4) Quelle est l’erreur la plus courante avec les transactions PostgreSQL ?
Garder les transactions ouvertes trop longtemps (souvent « idle in transaction »). Cela cause du bloat, la rétention de verrous, et un effondrement des performances qui semble sans rapport — jusqu’à ce que ce ne le soit plus.
5) PostgreSQL Serializable est-il identique à « exécution strictement sérielle » ?
Il vise un comportement sérialisable mais utilise une approche optimiste qui peut aborter des transactions.
Vous devez gérer correctement les retries, sinon vous transformerez la correction en indisponibilité.
6) MongoDB peut-il fournir des lectures linéarisables ?
MongoDB supporte les lectures linéarisables dans des scénarios limités, typiquement depuis le primaire avec des réglages spécifiques.
Elles sont plus lentes et plus restrictives ; utilisez-les seulement quand vous avez vraiment besoin de cette garantie.
7) Pourquoi les transactions multi-documents MongoDB sont-elles plus lentes que les opérations mono-document ?
Parce que la base doit coordonner plusieurs écritures, suivre l’état de la transaction, et garantir le commit atomique.
Dans les clusters sharded, le coût de coordination augmente encore.
8) Pourquoi Postgres « gèle » parfois pendant des changements de schéma ?
Beaucoup d’opérations DDL prennent des verrous lourds qui bloquent lectures/écritures.
Utilisez des patterns de migration plus sûrs (indexes concurrents, migrations en phases, et évitez les gros verrous aux heures de pointe).
9) Si j’utilise MongoDB avec w:majority, suis-je en sécurité ?
Plus sûr, pas magiquement sûr.
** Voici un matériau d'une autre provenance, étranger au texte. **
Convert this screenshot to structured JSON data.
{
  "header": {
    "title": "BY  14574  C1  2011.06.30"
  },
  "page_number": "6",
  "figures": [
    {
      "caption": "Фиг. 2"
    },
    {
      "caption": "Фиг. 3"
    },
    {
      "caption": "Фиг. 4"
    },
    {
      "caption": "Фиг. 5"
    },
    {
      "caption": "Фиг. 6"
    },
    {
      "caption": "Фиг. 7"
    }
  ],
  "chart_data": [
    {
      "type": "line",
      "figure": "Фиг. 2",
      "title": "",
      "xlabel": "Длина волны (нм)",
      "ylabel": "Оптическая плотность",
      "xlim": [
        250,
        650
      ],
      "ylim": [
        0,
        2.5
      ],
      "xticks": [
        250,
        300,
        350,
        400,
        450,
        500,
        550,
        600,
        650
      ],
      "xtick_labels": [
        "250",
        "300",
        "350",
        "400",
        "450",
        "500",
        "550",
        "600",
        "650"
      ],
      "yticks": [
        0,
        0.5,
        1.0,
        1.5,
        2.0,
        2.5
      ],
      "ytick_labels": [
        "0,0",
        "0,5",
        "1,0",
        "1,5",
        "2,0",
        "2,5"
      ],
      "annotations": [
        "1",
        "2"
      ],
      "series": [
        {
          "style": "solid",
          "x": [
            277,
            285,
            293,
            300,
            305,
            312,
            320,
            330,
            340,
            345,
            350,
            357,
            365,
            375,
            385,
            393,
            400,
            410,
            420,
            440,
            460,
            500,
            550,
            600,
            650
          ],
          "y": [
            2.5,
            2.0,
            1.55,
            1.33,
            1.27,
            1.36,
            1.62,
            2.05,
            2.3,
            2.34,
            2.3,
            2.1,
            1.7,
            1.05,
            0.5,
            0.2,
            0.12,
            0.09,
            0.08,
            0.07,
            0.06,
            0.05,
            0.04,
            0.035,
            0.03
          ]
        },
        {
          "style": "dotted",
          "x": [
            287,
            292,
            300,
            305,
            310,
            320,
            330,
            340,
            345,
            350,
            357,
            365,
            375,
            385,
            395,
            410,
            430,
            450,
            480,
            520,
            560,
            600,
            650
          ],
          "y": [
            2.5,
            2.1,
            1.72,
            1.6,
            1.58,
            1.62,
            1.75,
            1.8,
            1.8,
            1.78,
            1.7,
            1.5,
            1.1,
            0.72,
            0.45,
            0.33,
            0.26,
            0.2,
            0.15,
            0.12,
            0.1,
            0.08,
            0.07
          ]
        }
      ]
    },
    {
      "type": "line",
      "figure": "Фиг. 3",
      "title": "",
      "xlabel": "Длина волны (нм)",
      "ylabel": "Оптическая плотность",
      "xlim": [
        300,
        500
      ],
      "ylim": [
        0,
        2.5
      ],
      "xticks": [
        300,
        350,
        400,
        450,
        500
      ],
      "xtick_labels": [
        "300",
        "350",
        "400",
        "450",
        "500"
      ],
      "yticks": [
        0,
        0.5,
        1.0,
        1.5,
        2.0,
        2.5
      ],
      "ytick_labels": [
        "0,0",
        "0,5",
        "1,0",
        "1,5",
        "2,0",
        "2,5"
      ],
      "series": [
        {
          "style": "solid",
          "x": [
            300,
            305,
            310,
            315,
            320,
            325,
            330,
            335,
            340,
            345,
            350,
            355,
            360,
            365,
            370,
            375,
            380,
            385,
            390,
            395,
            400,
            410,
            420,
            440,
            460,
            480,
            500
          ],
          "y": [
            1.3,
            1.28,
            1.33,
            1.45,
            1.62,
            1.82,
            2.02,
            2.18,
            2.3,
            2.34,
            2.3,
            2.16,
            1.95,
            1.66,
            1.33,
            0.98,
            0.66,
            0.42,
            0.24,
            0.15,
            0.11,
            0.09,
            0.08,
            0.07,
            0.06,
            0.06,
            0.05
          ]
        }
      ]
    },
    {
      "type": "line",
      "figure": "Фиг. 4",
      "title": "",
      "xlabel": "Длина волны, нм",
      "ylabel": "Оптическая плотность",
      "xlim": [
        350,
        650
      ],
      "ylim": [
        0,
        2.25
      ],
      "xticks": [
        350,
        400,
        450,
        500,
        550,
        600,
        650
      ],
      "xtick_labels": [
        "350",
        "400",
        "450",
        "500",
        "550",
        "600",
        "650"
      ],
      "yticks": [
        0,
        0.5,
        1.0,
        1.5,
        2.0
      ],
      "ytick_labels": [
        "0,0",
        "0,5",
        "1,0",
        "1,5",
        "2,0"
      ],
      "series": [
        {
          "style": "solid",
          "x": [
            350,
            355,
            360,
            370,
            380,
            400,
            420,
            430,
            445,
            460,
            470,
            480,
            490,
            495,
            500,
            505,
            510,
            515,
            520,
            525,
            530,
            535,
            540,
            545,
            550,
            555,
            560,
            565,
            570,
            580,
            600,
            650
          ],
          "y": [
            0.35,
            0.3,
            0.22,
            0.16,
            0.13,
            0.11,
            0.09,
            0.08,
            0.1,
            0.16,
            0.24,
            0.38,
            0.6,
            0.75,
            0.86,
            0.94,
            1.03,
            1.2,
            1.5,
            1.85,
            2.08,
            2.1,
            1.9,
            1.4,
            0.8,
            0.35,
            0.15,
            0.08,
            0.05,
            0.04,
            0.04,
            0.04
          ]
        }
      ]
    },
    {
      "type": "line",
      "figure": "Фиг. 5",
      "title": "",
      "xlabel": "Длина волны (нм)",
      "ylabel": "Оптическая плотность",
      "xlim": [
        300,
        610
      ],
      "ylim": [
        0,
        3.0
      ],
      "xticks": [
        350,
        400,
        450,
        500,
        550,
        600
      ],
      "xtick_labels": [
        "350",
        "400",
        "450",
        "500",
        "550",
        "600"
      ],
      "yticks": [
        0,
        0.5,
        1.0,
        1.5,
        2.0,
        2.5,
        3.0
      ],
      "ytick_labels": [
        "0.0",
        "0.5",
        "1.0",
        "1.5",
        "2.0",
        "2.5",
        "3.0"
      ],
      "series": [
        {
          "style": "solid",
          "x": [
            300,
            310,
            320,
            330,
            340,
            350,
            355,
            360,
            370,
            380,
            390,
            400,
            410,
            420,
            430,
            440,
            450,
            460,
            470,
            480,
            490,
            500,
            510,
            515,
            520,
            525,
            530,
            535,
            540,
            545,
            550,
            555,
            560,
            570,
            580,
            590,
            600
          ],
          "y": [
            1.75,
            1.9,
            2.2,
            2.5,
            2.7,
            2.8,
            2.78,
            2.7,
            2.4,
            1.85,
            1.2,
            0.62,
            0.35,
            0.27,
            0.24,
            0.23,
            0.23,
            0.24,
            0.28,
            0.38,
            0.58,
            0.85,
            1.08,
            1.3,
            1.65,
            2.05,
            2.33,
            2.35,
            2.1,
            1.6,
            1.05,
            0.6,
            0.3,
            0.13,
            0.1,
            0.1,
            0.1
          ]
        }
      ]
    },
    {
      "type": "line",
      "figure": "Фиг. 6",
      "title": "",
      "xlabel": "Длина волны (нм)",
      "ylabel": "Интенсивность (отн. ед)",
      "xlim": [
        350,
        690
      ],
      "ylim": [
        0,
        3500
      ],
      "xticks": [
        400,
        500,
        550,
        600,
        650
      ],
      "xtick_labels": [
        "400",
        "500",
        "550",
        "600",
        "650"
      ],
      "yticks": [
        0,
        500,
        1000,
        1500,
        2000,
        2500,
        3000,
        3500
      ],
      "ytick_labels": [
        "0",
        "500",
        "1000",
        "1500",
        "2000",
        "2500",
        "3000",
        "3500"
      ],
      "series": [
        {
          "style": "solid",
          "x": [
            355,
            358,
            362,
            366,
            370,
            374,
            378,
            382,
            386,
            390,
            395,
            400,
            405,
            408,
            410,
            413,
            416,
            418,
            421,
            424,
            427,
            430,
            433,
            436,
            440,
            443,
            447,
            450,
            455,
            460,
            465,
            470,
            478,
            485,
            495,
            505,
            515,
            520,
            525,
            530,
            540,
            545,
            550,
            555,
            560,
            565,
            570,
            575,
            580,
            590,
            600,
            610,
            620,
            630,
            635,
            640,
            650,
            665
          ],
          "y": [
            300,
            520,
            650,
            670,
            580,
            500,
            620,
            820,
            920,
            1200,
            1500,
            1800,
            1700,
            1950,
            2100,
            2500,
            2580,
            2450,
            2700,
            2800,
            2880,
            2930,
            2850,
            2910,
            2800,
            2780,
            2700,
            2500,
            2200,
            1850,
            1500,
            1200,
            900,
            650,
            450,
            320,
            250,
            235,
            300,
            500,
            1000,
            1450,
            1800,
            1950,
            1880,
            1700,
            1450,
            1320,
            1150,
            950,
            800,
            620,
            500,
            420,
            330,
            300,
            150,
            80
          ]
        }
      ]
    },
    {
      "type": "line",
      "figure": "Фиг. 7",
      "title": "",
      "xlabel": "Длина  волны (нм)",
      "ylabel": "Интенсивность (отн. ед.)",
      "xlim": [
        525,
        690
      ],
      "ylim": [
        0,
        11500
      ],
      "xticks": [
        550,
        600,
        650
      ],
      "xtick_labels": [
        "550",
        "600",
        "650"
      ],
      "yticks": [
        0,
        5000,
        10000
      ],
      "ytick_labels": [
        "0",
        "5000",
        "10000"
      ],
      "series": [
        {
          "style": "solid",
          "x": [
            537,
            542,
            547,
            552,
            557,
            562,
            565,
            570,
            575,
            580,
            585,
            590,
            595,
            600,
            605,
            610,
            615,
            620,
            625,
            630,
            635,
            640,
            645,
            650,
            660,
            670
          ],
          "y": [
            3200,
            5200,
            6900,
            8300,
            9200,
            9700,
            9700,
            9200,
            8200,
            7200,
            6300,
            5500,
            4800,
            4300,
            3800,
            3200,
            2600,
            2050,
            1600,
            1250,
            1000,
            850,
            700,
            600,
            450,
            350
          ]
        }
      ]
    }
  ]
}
Vous avez toujours besoin d’une logique de retry correcte, d’idempotence, et d’un plan pour les timeouts et résultats inconnus.
Majority augmente aussi la sensibilité aux secondaires lents et aux problèmes réseau.
10) Si j’utilise la réplication synchrone Postgres, suis-je en sécurité ?
Vous réduisez le risque de perdre des commits acquittés, mais vous tradez contre une latence de commit plus élevée et une dépendance à la santé des réplicas.
Vous avez toujours besoin d’une discipline opérationnelle : surveillance, capacity planning, et basculement testé.
Conclusion : prochaines étapes réalisables
Arrêtez de traiter les transactions comme une case à cocher. Traitez-les comme un contrat que vous devez vérifier en cas de défaillance.
PostgreSQL et MongoDB peuvent tous deux exécuter des systèmes transactionnels fiables, mais ils promettent des choses différentes par défaut,
et ils punissent différents types de paresse.
- Écrivez vos exigences de correction : ce qui peut être périmé, ce qui peut être perdu, ce qui doit être unique, ce qui doit être atomique.
- Rendez la durabilité explicite : mode de réplication et politique de basculement pour Postgres ; write concern et read concern pour MongoDB.
- Exercez la défaillance : simulez des stepdowns, tuez des clients en plein commit, et vérifiez que l’application gère l’ambiguïté sans duplication.
- Instrumentez la vérité : attentes de verrou, aborts, lag de réplication, latence fsync, élections. Si vous ne pouvez pas le voir, vous ne pouvez pas le maîtriser.
- Choisissez la base qui correspond à vos invariants : si vous avez besoin de contraintes relationnelles et de correction cross-row, privilégiez Postgres. Si votre modèle est document-first et majoritairement mono-document atomique, MongoDB est un excellent choix — mais ne faites pas semblant que c’est Postgres.